Además, los “gordos” y los “independientes” -los grupos más numerosos de la central y con buen diálogo con el Gobierno- trabajan para intentar “deskirchnerizar” la interna gremial, y desde allí llevar su política dialoguista al PJ. Para esto, muchos de los dirigentes creen que es necesario que haya PASO y que Randazzo gane.
Esta postura no es rechazada por el sector sindical del Frente Renovador, que sabe que la migración de dirigentes desde su espacio al peronismo es inevitable. “Un justicialismo unido con Randazzo es posible; con Cristina, no. Por lo menos para el massismo, la vuelta al peronismo tiene que ver con el final de esta disputa”, adelantó una fuente del sector consultada por Política del Sur.
Para el moyanismo, una de las formas de diferenciarse será romper el techo salarial que quiere imponer el Gobierno. Por eso, ya plantean un reclamo del 32 por ciento, una iniciativa que se formalizará en los próximos días, cuando se haga el pedido ante la cámara empresaria.

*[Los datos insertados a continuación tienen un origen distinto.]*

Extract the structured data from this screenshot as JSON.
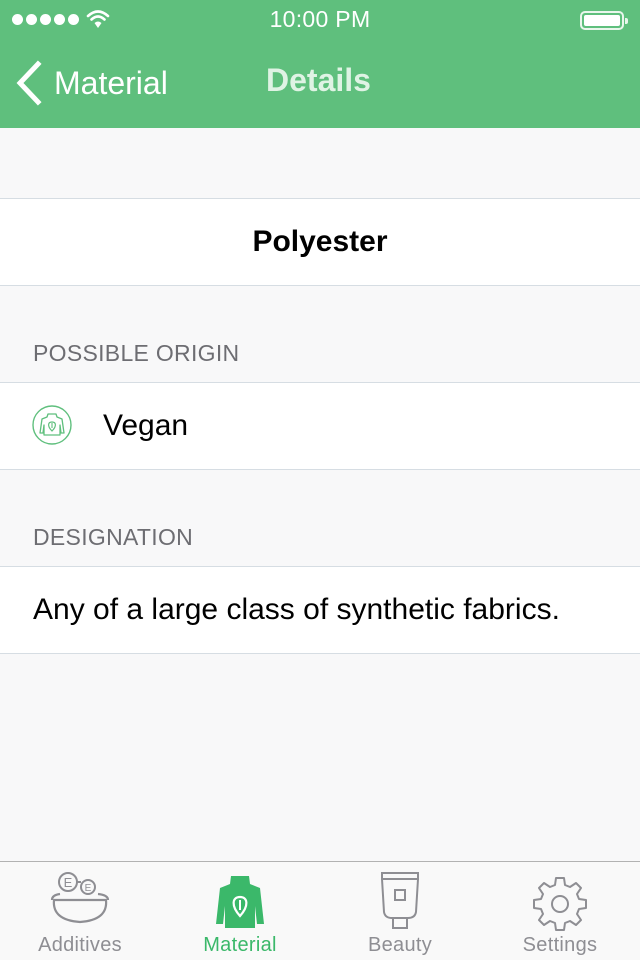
{
  "status_bar": {
    "time": "10:00 PM",
    "signal_bars": 5,
    "wifi": "wifi-icon",
    "battery": "battery-full-icon"
  },
  "nav": {
    "back_label": "Material",
    "title": "Details"
  },
  "material": {
    "name": "Polyester"
  },
  "sections": {
    "origin": {
      "header": "POSSIBLE ORIGIN",
      "value": "Vegan",
      "icon": "vegan-jacket-icon"
    },
    "designation": {
      "header": "DESIGNATION",
      "value": "Any of a large class of synthetic fabrics."
    }
  },
  "tabs": [
    {
      "label": "Additives",
      "icon": "additives-bowl-icon",
      "active": false
    },
    {
      "label": "Material",
      "icon": "material-jacket-icon",
      "active": true
    },
    {
      "label": "Beauty",
      "icon": "beauty-tube-icon",
      "active": false
    },
    {
      "label": "Settings",
      "icon": "gear-icon",
      "active": false
    }
  ],
  "colors": {
    "brand_green": "#5fbf7d",
    "active_tab": "#3bb86a",
    "inactive_tab": "#8e8e93",
    "section_header": "#6d6d72",
    "background": "#f8f8f9"
  }
}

“Vamos a salir a pelear ese número más un bono a fin de año. Con eso creo que vamos a compensar toda la pérdida que se ha tenido en estos últimos meses por el aumento de la inflación, que no está controlada”, aseguró Pablo Moyano, secretario adjunto de Camioneros, y afirmó que “cada gremio ve la realidad de su actividad y lo tendrán que juzgar sus trabajadores”, dando a entender que su estrategia salarial está atada a la gremial y la política.
OIT, con agenda argentina
La operación en redes sociales sobre el viaje deRoberto Baradela Ginebra, donde se inició la asamblea anual de la Organización Internacional del Trabajo (OIT), anticipó una “agenda argentina” en Suiza en la que el mundo del trabajo se reunió para debatir los desafíos del momento. La pelea entre el Gobierno y buena parte de la dirigencia sindical se trasladó a ese escenario, y se espera que los cruces sean habituales, hasta el cierre el próximo 15 de junio.

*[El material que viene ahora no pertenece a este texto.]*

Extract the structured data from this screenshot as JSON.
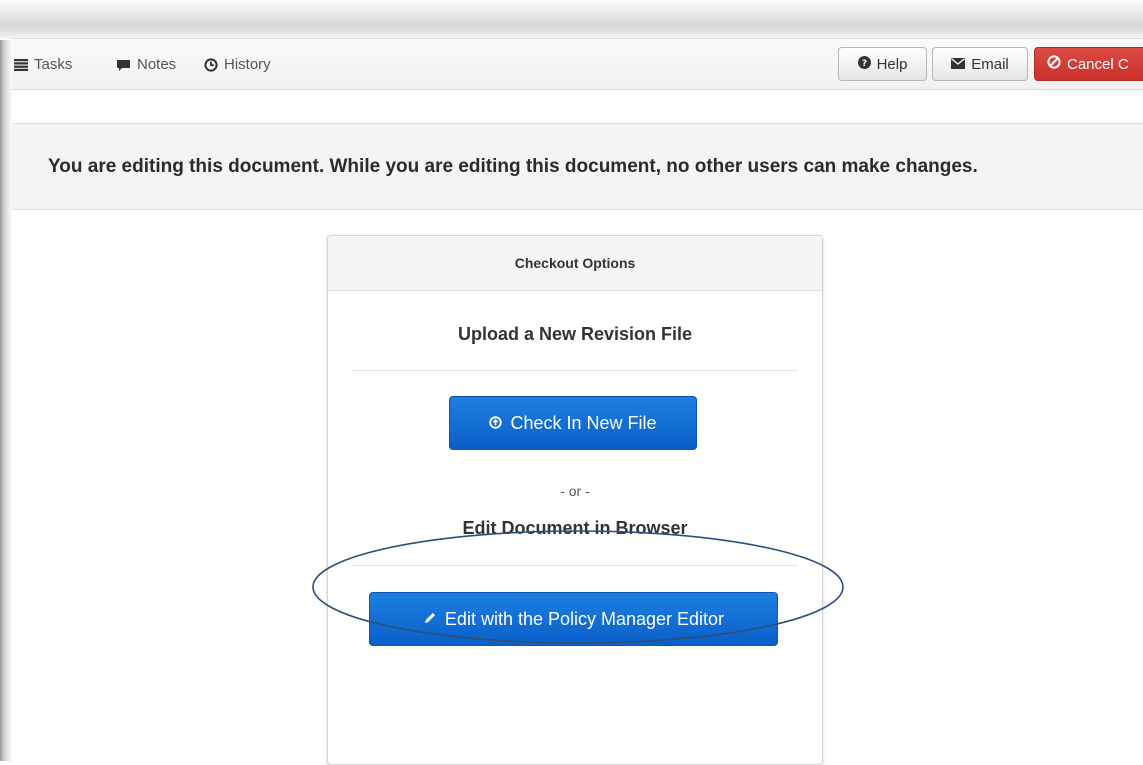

El titular de SUTEBA fue protagonista de estos primeros cruces. No solo debió salir a desmentir su viaje en primera clase mostrando los tickets, sino que se cruzó con el ministro de Trabajo de la Nación, Jorge Triaca, en un duelo mano a mano que anticipa el clima del evento.

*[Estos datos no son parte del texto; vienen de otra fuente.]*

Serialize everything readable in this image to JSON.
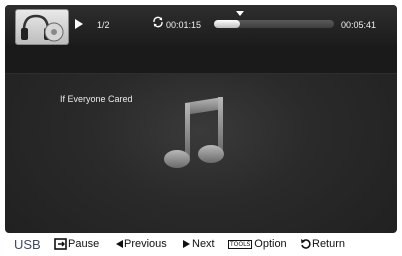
{
  "player": {
    "track_count": "1/2",
    "elapsed": "00:01:15",
    "total": "00:05:41",
    "progress_fraction": 0.22,
    "song_title": "If Everyone Cared"
  },
  "bottom_bar": {
    "source": "USB",
    "pause_label": "Pause",
    "previous_label": "Previous",
    "next_label": "Next",
    "tools_badge": "TOOLS",
    "option_label": "Option",
    "return_label": "Return"
  },
  "icons": {
    "thumbnail": "music-thumbnail-icon",
    "play": "play-icon",
    "repeat": "repeat-icon",
    "note": "music-note-icon",
    "pause": "pause-enter-icon",
    "previous": "previous-arrow-icon",
    "next": "next-arrow-icon",
    "return": "return-icon"
  },
  "colors": {
    "screen_bg": "#2a2a2a",
    "text": "#f0f0f0",
    "source_text": "#3f4a66"
  }
}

La paritaria docente inconclusa fue el disparador de la discusión. Además, Triaca fue denunciado en la oficina de la OIT en Buenos Aires, lo cual no gustó en el oficialismo. La dirigencia sindical buscará instalar la situación “social y económica” del país y los problemas en materia de libertad gremial que se viven en este momento.
Como informó la semana pasada Política del Sur, la CTA Autónoma denunció al funcionario por los despidos en su ministerio. La central lo acusóde “persecución sindical y discriminación” ante la delegación local de la entidad y buscará que se trate el tema en estos días de cumbre. Una incomodidad que deberá pasar el ministro en un terreno que parece serle hostil.
Por lo pronto, en encuentros y presentaciones, dirigentes de las centrales obreras alertaron sobre los intentos argentinos de limitar el derecho a huelga, lo que podría terminar con una advertencia por parte de la OIT al gobierno de Mauricio Macri.